Alert reader/nationally known tech guru/writer/TV star/proud Westport parent David Pogue writes:
Last year at this time, I wrote a guest post for “06880” about the Hasbro North American School Scrabble Tournament. The huge, 2-day event for kids was in its 16th year. First prize for the middle-school division: $10,000.
The reason: Last year, my son Jeffrey — then a Bedford Middle School 7th grader — and his partner Noah won it.
This weekend, they went back to defend their championship.
There were reasons for optimism: The boys had had another year to prepare, playing Scrabble online every day and studying lists of obscure words.
On the other hand, their team — the Rackmasters — caught everyone by surprise last year. “They kind of came out of nowhere,” said Kevin Belinkoff, a play-by-play commentator (it’s live-streamed, so far-flung family can watch). “They weren’t one of the favored teams coming in, and did a tremendous job.”
Great! But that meant another “out of nowhere” team could sweep the tournament this year.

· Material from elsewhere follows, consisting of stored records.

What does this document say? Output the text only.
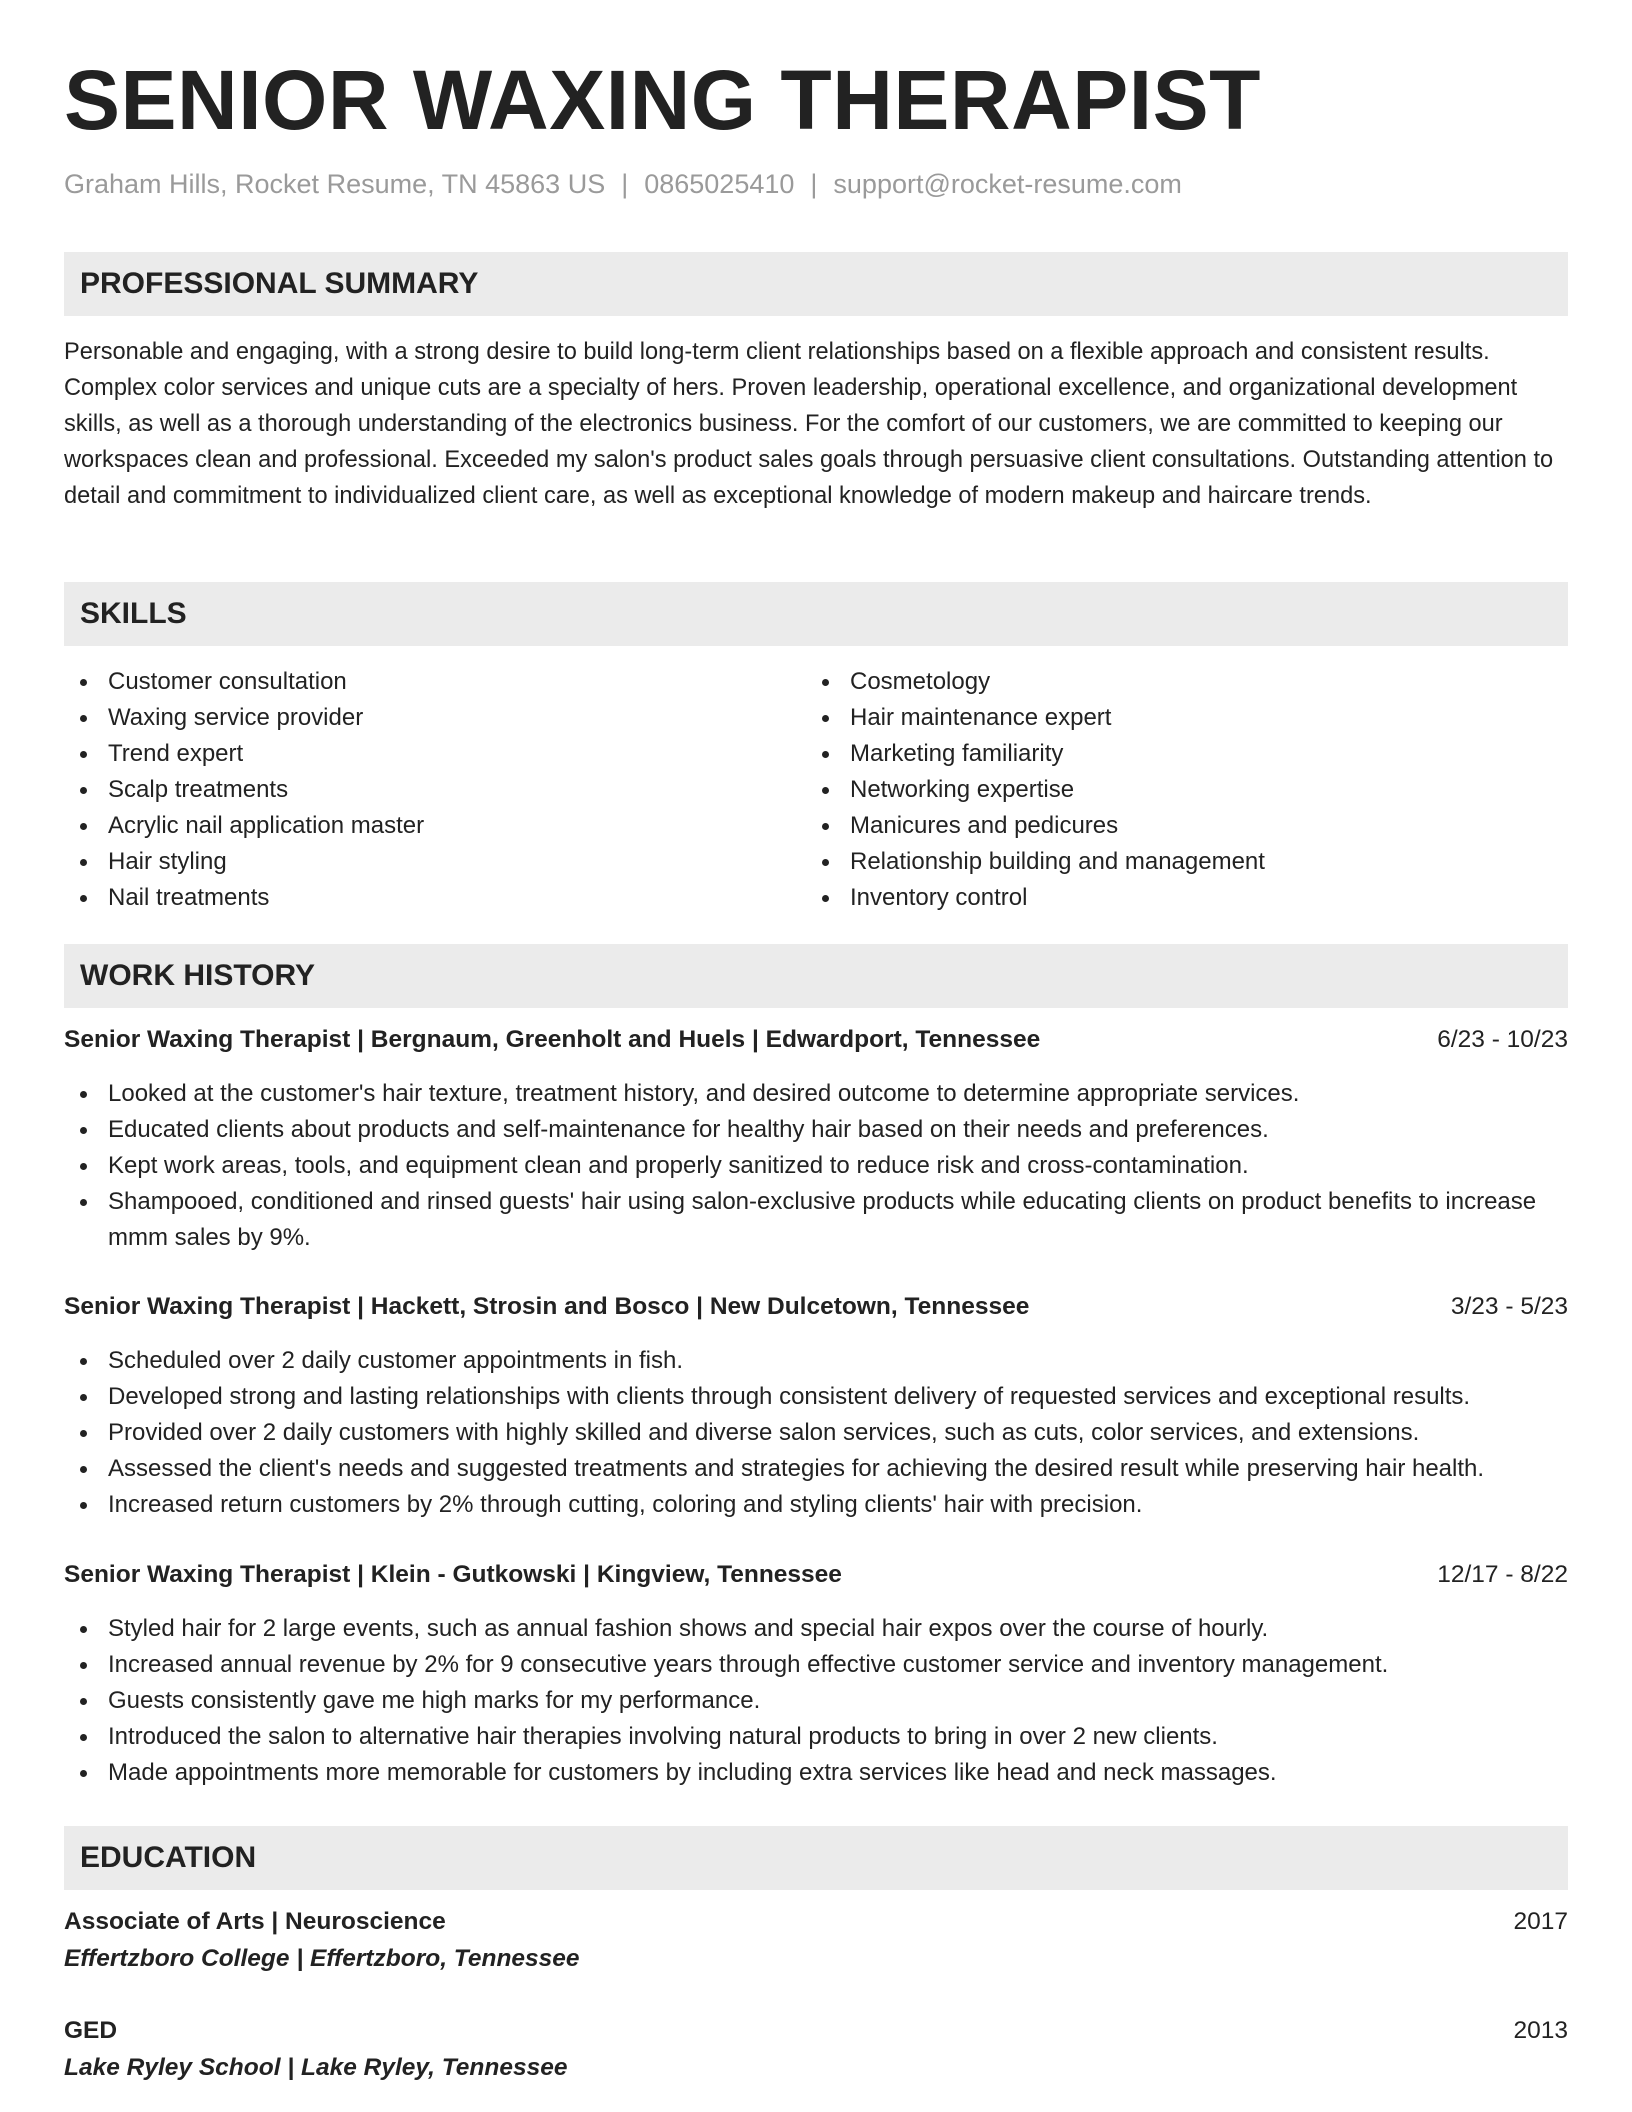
SENIOR WAXING THERAPIST
Graham Hills, Rocket Resume, TN 45863 US | 0865025410 | support@rocket-resume.com
PROFESSIONAL SUMMARY

Personable and engaging, with a strong desire to build long-term client relationships based on a flexible approach and consistent results. Complex color services and unique cuts are a specialty of hers. Proven leadership, operational excellence, and organizational development skills, as well as a thorough understanding of the electronics business. For the comfort of our customers, we are committed to keeping our workspaces clean and professional. Exceeded my salon's product sales goals through persuasive client consultations. Outstanding attention to detail and commitment to individualized client care, as well as exceptional knowledge of modern makeup and haircare trends.

SKILLS
Customer consultation
Waxing service provider
Trend expert
Scalp treatments
Acrylic nail application master
Hair styling
Nail treatments
Cosmetology
Hair maintenance expert
Marketing familiarity
Networking expertise
Manicures and pedicures
Relationship building and management
Inventory control
WORK HISTORY
Senior Waxing Therapist | Bergnaum, Greenholt and Huels | Edwardport, Tennessee	6/23 - 10/23
Looked at the customer's hair texture, treatment history, and desired outcome to determine appropriate services.
Educated clients about products and self-maintenance for healthy hair based on their needs and preferences.
Kept work areas, tools, and equipment clean and properly sanitized to reduce risk and cross-contamination.
Shampooed, conditioned and rinsed guests' hair using salon-exclusive products while educating clients on product benefits to increase mmm sales by 9%.
Senior Waxing Therapist | Hackett, Strosin and Bosco | New Dulcetown, Tennessee	3/23 - 5/23
Scheduled over 2 daily customer appointments in fish.
Developed strong and lasting relationships with clients through consistent delivery of requested services and exceptional results.
Provided over 2 daily customers with highly skilled and diverse salon services, such as cuts, color services, and extensions.
Assessed the client's needs and suggested treatments and strategies for achieving the desired result while preserving hair health.
Increased return customers by 2% through cutting, coloring and styling clients' hair with precision.
Senior Waxing Therapist | Klein - Gutkowski | Kingview, Tennessee	12/17 - 8/22
Styled hair for 2 large events, such as annual fashion shows and special hair expos over the course of hourly.
Increased annual revenue by 2% for 9 consecutive years through effective customer service and inventory management.
Guests consistently gave me high marks for my performance.
Introduced the salon to alternative hair therapies involving natural products to bring in over 2 new clients.
Made appointments more memorable for customers by including extra services like head and neck massages.
EDUCATION
Associate of Arts | Neuroscience	2017
Effertzboro College | Effertzboro, Tennessee
GED	2013
Lake Ryley School | Lake Ryley, Tennessee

And of course, luck is a factor. If you get terrible letters — all vowels, for example— it’s hard to win.
This year’s event was held in a Marriott ballroom in Philadelphia. It did not start well. Jeffrey’s partner, Noah Slatkoff, lives in Canada. Thunderstorms canceled his flight. So Noah and his dad drove through the night — 7 1/2 hours — to get there on time.
Nonetheless, the Rackmasters dominated the 6 games of Day One. They defeated their opponents by huge margins (like 603 to 271!). That’s important, because in the event of a tied record at the end, the total point “spread” determines who advances to the finals, for all the marbles.
There weren’t as many marbles this year. Hasbro had a tough 2018 — the demise of Toys R Us hurt sales — and cost-cutting affected the Scrabble championship.
The top prize was $3,000, down from $10,000; the venue was an airport hotel instead of a sports stadium, and the opening party was a ghost of its traditional carnival-like self.
Nobody cared. A kids’ Scrabble tournament is a friendly affair, a chance to spend a weekend away from home, running around with fellow word nerds. It still felt thrilling and well-run.
Day Two did not begin well for our Rackmasters. They lost their first game by 7 points — their first championship loss in 2 years. Their opponents (the Scrabble All-Stars) drew some amazing tiles, including 3 incredibly useful “S”s, both of the blank tiles, and all of the high-point ones: J, X, Q, K, and Z.
Our boys were no longer undefeated, nor in first place. Their spirits crashed.
When they won their next game though, their record was 7-1, tied with the All-Stars and another team. Who would advance to the final, against the sole 8–0 team?
Rackmasters! Their huge point spread from the previous day ensured them a place at the big table onstage.
Their opponents — the Dyslexic Manic Shop — weren’t strangers. One boy had been Jeffrey’s partner 2 years ago at this event.
The final game was brilliant. First one team pulled ahead, then the other, over and over again. Parents and players, sequestered in a different room and watching by video, shrieked and applauded each play.
As usual in high-level Scrabble, many of the plays were not common English words (oolite, scry, haj awa …).
As the letters ran out, Jeffrey and Noah faced a tough call. They could play “ixia” for 39 points (as everyone knows, that’s a South African plant of the iris family), or “xis” for 19 (the 14th letter of the Greek alphabet).
They played the lower-scoring word.
It was strategic. They figured on their next turn they could add an A, forming “axis,” thus harvesting all 8 points of that X tile a second time. That A could also be a part of a new word going down — and landing on the juicy Triple Word Score tile in the lower-left corner.
That’s exactly what happened. The Rackmasters won — for the 2nd straight year.
It will be their last victory. Next month, Jeffrey graduates from Bedford. As a Staples freshman he’ll no longer be eligible for the middle school division. That’s the main event, with big cash prizes and the most participants. In the high school division, you play alone.
It’s time for the next generation of Westport Scrabble champions to emerge. Jeffrey got involved (and met his partner Noah) through Cornelia Guest, a national Scrabble figure. She runs a weekly club at the Ridgefield Library, where she teaches, coaches and nurtures young players. (Email firstname.lastname@example.org for details.)
Jeffrey also plays at weekly Scrabble Club meetings at the Pequot library in Southport, closer to home.
Jeffrey highly recommends Scrabble clubs to your kids (so does his dad). It’s a full-brain activity, requiring skills in language, math and strategy. It’s non-electronic and tactile. It’s social. And it’s every bit as exciting as any sporting event.
For Jeffrey there are benefits far beyond prizes, trophies and thrilling weekends in Philly. For the rest of his life, should the conversation ever turn to Greek letters or South African flowering plants, he’ll be ready.